I have to admit that this is not the topic I intended to write on this week. I had every intention of returning to my previous post on cultural appropriation and examining the topic more thoroughly. However, I had an experience, recently, that greatly disturbed me, and I have decided to reflect on that instead.
In a public Pagan forum, I disagreed with a post that someone had made. The players involved and the topic are largely irrelevant. What shocked me, though, was the level of vitriol and spite that I received for daring to disagree. I had attempted to conduct myself in a respectful manner and express my concerns while being careful not to insult anyone, and I was belligerently attacked and belittled. I suspect that many of us have been in similar situations. Regardless of the topic, it seems like certain quarters of the online community are simply unwilling to engage in sensible conversations, and they fall back on petty name-calling to avoid actually dealing with the issues of faith.
Many Pagans’ primary access to community is through the internet, and I have been concerned for a while about how that shapes the way that we relate to community. It has been noted before by various people that the internet allows for a wall of anonymity, and that people will behave online in ways that they never would in the outside world. I have to wonder, then, how that affects people whose faith community is largely virtual: what is appropriate behavior, and how do we relate to the idea of community when we do not have to worry about the repercussions of our actions or the effect that we have on those around us? When we can simply insulate ourselves in groups of like-minded people, when we can build up little virtual echo chambers, how do we know that we are actually engaging with the community, and not just forming high school cliques?
Indeed, it is this clique mentality that I find so unsettling. The internet, combined with insularity, allows us to artificially inflate the members of any given community. We can feel as though we are speaking for the whole of Paganism, make broad claims about the definition and usage of that term, because our little corner of the internet all agrees with us. But then, we really do not have any way of actually knowing just how many people we are speaking for, or who they really are. On top of that, if we are unwilling to tolerate critique, then we are even further slicing ourselves off from true community experience.
Part of being in a community of any sort is encountering people who disagree with us. That disagreement is a good thing. As long as everyone is willing to be reasonable and listen as well as speak, then we all have the potential to grow and learn from the experience. However, if some of us cannot extend even the most basic level of respect to our peers, then the whole system crumbles: we no longer have a community at all, but a bunch of separate little islands, all lobbing coconuts at each other across the waves.
The great virtue of online communication is that it can put us in touch with people around the world, open us up to new and strange viewpoints. It is a terrible waste of this technology to use it merely to bully and control. I have always applauded the variations within Paganism, and the internet should help us to truly learn and engage with our peers, but we must first extend a modicum of respect, if not for each other, then at least to the community. Regardless of how much we may think we are defending our fellow Pagans, if we refuse to accept critique and listen to other views, then we are creating as many walls as we accuse others of doing.

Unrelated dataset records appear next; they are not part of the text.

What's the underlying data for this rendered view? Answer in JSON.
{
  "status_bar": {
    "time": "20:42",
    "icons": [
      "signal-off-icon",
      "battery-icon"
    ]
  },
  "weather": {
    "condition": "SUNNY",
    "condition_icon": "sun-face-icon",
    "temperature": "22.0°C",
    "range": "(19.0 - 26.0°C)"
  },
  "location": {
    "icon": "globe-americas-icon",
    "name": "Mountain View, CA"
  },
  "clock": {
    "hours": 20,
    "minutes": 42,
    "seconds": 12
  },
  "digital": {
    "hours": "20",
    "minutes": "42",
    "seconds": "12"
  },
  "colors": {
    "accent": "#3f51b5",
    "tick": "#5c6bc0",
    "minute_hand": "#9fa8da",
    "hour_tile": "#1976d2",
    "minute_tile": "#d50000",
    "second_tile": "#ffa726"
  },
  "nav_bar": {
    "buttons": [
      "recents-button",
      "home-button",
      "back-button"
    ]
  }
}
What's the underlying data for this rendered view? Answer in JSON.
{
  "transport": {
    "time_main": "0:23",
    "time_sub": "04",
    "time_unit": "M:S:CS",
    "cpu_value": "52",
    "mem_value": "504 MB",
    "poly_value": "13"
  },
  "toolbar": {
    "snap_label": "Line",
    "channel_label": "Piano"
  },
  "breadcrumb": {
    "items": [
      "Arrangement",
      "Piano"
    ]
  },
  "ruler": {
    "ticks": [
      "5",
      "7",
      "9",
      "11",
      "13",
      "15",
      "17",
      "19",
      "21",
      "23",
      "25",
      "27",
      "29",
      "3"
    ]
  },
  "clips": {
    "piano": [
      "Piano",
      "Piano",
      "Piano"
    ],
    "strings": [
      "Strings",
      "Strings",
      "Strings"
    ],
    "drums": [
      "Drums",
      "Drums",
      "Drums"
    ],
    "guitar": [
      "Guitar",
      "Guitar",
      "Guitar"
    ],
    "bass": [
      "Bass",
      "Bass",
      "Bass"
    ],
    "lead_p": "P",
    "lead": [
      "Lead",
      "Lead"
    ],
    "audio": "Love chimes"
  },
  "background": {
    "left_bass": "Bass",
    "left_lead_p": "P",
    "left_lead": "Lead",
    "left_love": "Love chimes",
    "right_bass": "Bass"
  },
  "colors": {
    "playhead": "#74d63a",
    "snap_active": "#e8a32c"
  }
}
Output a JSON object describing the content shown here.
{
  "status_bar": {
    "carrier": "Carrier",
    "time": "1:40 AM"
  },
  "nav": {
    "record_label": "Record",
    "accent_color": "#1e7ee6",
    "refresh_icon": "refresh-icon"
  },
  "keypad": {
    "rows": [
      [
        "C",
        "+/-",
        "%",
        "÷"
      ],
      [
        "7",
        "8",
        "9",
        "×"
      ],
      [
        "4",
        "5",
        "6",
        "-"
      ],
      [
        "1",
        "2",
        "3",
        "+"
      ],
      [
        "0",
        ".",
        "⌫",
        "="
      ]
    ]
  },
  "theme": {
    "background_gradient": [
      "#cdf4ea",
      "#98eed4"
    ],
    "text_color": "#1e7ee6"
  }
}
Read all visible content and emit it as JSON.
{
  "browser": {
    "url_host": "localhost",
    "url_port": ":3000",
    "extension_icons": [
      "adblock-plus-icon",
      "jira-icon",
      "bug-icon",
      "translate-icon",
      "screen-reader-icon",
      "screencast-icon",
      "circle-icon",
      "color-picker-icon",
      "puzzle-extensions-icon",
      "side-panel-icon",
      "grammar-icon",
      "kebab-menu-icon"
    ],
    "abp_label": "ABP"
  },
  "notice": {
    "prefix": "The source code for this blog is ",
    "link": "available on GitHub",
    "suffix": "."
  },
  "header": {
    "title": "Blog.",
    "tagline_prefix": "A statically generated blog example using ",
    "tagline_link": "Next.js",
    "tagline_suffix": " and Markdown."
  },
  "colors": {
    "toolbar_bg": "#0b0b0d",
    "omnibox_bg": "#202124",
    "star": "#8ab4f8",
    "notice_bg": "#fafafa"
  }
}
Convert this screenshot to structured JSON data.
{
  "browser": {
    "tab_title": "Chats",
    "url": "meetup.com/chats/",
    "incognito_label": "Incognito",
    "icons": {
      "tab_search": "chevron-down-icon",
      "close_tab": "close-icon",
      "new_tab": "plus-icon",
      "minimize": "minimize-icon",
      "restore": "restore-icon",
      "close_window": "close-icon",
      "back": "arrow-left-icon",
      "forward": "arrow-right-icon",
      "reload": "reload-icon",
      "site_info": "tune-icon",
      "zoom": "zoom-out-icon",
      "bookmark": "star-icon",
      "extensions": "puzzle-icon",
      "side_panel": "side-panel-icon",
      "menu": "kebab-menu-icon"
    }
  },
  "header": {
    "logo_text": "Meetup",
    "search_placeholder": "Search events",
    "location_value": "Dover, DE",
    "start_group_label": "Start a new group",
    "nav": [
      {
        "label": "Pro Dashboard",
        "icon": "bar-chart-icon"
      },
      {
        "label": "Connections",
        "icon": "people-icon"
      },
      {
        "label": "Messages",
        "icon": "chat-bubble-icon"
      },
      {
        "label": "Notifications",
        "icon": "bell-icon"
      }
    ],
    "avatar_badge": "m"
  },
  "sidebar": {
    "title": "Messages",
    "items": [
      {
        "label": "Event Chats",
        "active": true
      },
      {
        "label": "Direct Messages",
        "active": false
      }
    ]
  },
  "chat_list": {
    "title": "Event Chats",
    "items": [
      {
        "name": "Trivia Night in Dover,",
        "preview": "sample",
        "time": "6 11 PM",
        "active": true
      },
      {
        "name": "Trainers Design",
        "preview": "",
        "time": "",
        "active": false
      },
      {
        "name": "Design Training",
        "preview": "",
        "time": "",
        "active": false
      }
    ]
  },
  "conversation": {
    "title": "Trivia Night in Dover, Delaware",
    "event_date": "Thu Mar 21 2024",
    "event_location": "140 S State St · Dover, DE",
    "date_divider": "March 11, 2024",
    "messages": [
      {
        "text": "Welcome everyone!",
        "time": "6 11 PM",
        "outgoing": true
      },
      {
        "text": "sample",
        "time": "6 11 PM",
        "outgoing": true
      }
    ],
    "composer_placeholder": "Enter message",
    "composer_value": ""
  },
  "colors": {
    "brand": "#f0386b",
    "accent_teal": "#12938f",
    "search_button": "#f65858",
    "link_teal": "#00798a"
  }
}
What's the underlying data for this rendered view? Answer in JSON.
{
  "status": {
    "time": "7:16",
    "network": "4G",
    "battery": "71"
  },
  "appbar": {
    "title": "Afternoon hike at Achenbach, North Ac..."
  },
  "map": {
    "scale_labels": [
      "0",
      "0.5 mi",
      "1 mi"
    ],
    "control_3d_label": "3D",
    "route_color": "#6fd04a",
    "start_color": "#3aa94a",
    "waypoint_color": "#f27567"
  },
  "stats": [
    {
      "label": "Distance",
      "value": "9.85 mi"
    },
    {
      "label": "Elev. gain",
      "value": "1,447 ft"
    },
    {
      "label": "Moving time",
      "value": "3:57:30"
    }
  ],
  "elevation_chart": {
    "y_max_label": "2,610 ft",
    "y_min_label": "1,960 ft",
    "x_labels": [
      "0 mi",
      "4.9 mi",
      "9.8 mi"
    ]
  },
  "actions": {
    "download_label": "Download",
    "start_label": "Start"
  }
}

The online community can also reduce everyone across the board to the same level. People who have been practicing for decades, who have lifetimes worth of experience and knowledge, can be suppressed by a deluge of beginners. There is really no way to know if someone is speaking from long experience, or if they are simply reciting something they saw reblogged a few times on Tumblr. When many of us rely on the internet as our connection to the Pagan community, we are putting a great deal of trust into those we encounter online. The authority of elders that used to exist within Paganism seems to be fading away. We no longer have to listen to people who know what they are talking about, because our ideas, our beliefs, our unverified personal gnoses mean just as much, if not more, than anything anyone else has to say. Indeed, we do not have to listen to anyone at all, because we know: the Gods speak to us, and our friends agree with us, and there is nothing more to say on the issue.
For the Pagan community to continue to grow in a positive and inclusive way, then we need to be willing to come together and talk about our faiths, they ways we relate to our Gods, our practices, and our theologies and be willing, simultaneously to accept critique. We need to understand that people will disagree with us, sometimes vehemently, but we must strive to be respectful and civil, and be willing to accept critique and learn from those around us. There is no sovereign authority of Paganism, and that allows us a great deal of freedom, but we need to be careful that we are not setting ourselves up in the place of that authority. If we cannot accept others disagreeing with us, then perhaps it is time for us to examine what Paganism really means, and whether we can really all claim membership to the same religious movement anymore. This is honestly why I believe that it is of paramount importance for us to work out what it really means for us to be members of a religious community both online and in the world at large.